Simulation strategies for the massless lattice Schwinger model in the dual formulation

TL;DR

This paper explores simulation strategies for the massless lattice Schwinger model in its dual form, enabling Monte Carlo studies by overcoming complex action issues through novel update algorithms involving plaquette-surfaces and fermion loops.

Contribution

It introduces a new combined update strategy using locally growing plaquette-surfaces and worm algorithms for fermion loops in the dual formulation.

Findings

The update strategy is validated against conventional simulations.

The approach successfully overcomes complex action problems.

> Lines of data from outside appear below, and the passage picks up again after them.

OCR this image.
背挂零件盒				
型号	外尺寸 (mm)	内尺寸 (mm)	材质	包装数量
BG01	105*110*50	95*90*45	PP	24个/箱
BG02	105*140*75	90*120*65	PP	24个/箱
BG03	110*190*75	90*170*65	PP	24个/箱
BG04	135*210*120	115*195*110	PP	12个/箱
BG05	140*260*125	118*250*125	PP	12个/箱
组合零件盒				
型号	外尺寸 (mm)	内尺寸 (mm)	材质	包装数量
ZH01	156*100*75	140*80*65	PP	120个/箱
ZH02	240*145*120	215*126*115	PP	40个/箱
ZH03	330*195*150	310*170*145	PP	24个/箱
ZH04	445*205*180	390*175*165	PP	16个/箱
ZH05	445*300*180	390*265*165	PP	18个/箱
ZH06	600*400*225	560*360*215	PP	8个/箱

Physical implications of the results are discussed.

Abstract

The dual form of the massless Schwinger model on the lattice overcomes the complex action problems from two sources: a topological term, as well as non-zero chemical potential, making these physically interesting cases accessible to Monte Carlo simulations. The partition function is represented as a sum over fermion loops, dimers and plaquette-surfaces such that all contributions are real and positive. However, these new variables constitute a highly constrained system and suitable update strategies have to be developed. In this exploratory study we present an approach based on locally growing plaquette-surfaces surrounded by fermion loop segments combined with a worm based strategy for updating chains of dimers, as well as winding fermion loops. The update strategy is checked with conventional simulations as well as reference data from exact summation on small volumes and we discuss some physical implications of the results.